A short documentary film screened at the end of the ceremony revealed that by the early 1990s, with a collection of over 400 pieces, the need for professional cataloguing became evident. Painter and photographer Waheed El-Kelsh, now the head of Al Ahram’s Art Acquisition, was recommended to do the job.  The most valuable art piece, according to El Kelsh, is Mahmoud Said’s painting The Girl with Hazel Eyes, followed by other paintings, sculptures, and murals by prominent artists dating back to 1940s, such as works by Salah Taher (1911-2007), Fouad Kamel (1919-1973), Seif Wanly (1906-1979) and Tahya Halim (1919-2003).
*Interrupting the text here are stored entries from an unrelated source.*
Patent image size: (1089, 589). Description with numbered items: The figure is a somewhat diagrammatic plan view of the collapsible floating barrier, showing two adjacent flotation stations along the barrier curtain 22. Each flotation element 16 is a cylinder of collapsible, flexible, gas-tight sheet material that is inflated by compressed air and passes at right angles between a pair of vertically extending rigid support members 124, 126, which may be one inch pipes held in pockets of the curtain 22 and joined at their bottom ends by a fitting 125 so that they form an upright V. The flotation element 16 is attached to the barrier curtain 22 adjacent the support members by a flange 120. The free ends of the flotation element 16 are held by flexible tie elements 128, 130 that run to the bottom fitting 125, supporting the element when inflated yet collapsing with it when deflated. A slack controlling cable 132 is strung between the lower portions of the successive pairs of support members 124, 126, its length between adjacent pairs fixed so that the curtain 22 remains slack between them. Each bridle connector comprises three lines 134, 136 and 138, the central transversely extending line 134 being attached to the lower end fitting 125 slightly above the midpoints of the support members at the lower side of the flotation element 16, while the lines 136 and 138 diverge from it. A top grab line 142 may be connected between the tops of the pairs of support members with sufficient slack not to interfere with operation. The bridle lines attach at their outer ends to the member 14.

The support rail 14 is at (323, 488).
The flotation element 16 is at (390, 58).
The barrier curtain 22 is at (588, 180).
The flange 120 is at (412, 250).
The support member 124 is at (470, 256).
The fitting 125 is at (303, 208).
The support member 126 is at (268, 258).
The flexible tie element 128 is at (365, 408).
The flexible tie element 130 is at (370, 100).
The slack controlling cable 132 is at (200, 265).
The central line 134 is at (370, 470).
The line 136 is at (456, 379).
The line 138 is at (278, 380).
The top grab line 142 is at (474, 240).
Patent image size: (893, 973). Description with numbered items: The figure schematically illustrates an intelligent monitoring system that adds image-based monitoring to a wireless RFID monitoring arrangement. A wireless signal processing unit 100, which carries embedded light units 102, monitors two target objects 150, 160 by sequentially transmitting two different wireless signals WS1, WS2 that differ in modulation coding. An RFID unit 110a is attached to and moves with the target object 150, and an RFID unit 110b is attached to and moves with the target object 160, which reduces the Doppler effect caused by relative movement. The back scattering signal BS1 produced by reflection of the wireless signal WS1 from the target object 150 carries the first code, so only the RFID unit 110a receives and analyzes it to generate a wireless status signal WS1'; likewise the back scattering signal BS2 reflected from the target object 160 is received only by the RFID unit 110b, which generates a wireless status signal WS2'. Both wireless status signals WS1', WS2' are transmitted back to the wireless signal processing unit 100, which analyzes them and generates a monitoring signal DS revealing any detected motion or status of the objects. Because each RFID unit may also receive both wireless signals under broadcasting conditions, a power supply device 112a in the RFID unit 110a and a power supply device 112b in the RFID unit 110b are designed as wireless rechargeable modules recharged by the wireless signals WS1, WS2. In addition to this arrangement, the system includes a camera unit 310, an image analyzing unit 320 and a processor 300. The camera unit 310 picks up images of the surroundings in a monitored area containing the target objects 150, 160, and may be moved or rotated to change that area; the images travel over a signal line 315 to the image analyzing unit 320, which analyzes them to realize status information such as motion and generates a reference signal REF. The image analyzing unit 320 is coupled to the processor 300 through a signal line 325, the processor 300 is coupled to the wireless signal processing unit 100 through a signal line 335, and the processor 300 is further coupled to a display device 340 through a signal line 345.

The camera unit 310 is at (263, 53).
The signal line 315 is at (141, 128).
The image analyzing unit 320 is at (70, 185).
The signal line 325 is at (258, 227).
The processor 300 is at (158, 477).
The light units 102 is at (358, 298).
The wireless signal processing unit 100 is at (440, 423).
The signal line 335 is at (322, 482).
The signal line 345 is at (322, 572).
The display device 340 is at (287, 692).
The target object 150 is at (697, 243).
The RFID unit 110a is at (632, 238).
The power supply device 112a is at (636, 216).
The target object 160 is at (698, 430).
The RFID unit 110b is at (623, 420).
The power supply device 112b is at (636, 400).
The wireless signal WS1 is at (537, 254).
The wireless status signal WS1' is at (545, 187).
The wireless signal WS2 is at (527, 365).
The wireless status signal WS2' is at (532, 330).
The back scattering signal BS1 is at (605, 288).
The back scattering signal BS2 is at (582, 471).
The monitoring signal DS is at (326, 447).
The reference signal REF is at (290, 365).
The story began four years ago, when El-Nakkadi thought of establishing this center with the aim of exhibiting this collection to the public. “Acting on the proposal, Abdel-Moniem Said, who was then Al-Ahram’s chairman of the board, offered great support for the idea and hastened to form a committee to curate the exhibition,” El Nakkadi said. Along with the inauguration ceremony, a book by artist Mustafa Al-Razaz was launched by the AAC. The book, entitled A Century of Art, published by Al Ahram, is a guide to the country’s art movement and its prominent symbols.
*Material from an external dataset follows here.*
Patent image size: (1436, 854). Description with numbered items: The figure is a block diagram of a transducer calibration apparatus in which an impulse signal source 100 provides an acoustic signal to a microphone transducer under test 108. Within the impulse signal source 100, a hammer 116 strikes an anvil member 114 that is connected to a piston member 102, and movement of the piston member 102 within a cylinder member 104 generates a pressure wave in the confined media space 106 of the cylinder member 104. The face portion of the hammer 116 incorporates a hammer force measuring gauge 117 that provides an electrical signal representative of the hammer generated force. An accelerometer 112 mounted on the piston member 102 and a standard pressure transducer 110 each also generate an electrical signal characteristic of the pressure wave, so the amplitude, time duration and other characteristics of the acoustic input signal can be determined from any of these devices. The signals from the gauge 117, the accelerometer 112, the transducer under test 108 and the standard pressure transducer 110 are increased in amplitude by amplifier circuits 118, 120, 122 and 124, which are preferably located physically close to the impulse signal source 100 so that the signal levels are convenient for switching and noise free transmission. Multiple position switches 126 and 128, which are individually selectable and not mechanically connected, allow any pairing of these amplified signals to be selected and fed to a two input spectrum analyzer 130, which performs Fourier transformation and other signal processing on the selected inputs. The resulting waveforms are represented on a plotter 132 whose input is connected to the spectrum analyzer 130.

In his eloquent speech, Said expressed his joy in the inauguration of the centre: “There were sad times when Al-Ahram stopped seeking and purchasing art works. I am thrilled that this step comes at a time when enlightenment has become a sin, and human joy is viewed as a disobedience to God,” he said in a clear reference to Islamist political influence. His speech was hailed by the audience. “The center,” he added, “is an essential component of Al-Ahram’s vision of its role in the region in the 21st century.” For his part Mamdouh El-Waliy, Al-Ahram’s chairman of the board (who, ironically, happens to be a Muslim Brotherhood sympathiser), said,  “The AAC role in enlightenment and culture will extend to other governorates and villages in Egypt, so that Al Ahram regains its pioneering role in the country.” He announced the issue of new editions in Alexandria and Upper Egypt soon.
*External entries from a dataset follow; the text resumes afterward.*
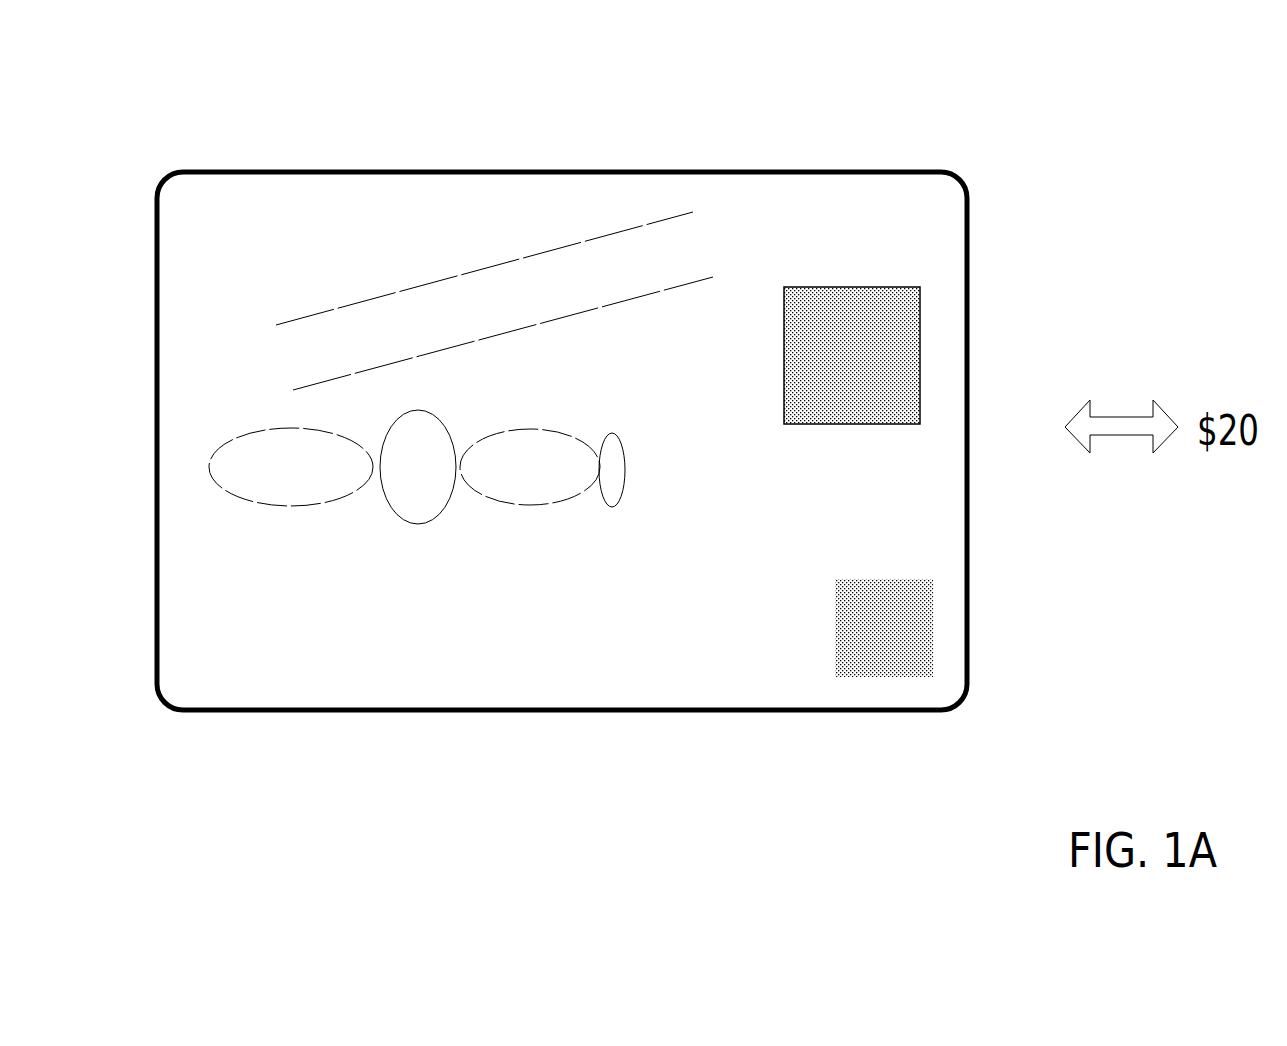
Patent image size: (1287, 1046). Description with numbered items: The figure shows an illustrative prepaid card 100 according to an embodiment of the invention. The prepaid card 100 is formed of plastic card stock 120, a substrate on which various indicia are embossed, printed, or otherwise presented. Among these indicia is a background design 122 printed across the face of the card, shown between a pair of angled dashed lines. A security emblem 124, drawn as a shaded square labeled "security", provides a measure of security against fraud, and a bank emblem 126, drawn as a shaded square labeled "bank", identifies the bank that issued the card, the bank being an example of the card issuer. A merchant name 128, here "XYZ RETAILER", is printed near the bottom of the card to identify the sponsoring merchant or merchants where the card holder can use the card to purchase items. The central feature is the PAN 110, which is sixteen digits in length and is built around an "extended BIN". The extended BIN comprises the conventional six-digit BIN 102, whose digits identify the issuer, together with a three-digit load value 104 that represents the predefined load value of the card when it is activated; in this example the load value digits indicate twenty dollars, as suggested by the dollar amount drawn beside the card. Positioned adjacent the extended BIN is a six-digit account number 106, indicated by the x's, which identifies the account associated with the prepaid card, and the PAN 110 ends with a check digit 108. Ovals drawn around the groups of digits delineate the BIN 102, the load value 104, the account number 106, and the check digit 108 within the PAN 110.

The prepaid card 100 is at (998, 93).
The six-digit BIN 102 is at (280, 507).
The three-digit load value 104 is at (397, 518).
The six-digit account number 106 is at (567, 433).
The check digit 108 is at (613, 435).
The PAN 110 is at (213, 427).
The plastic card stock 120 is at (193, 168).
The background design 122 is at (456, 262).
The security emblem 124 is at (935, 393).
The bank emblem 126 is at (940, 631).
The merchant name 128 is at (298, 686).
The AAC is located on the ground floor of Al-Ahram’s new building, Al-Galaa Street. The 100 exhibits reflect different artistic schools and trends throughout the last century. The exhibition will run for three months at the AAC and will then move to Singapore for its first tour outside Egypt. This exhibition is the first on the agenda of the AAC, which will include many activities such as lectures, seminars, workshops and book fairs. The annual agenda will be drawn up subsequently to make sure the AAC plays its due role in the cultural movement both nationally and internationally, El Nakkady said. Besides high-end equipment and techniques to guarantee the safety of the exhibits, the well curated exhibition is a real journey to the past on which art lovers, students and professionals will enjoy the echoes of an older age, its atmosphere and customs, as well as the history and tradition of Egyptians throughout the last century. No canned music is required, I realised, as the voice of history encircles you during your short excursion. Light is indeed is at the end of the tunnel.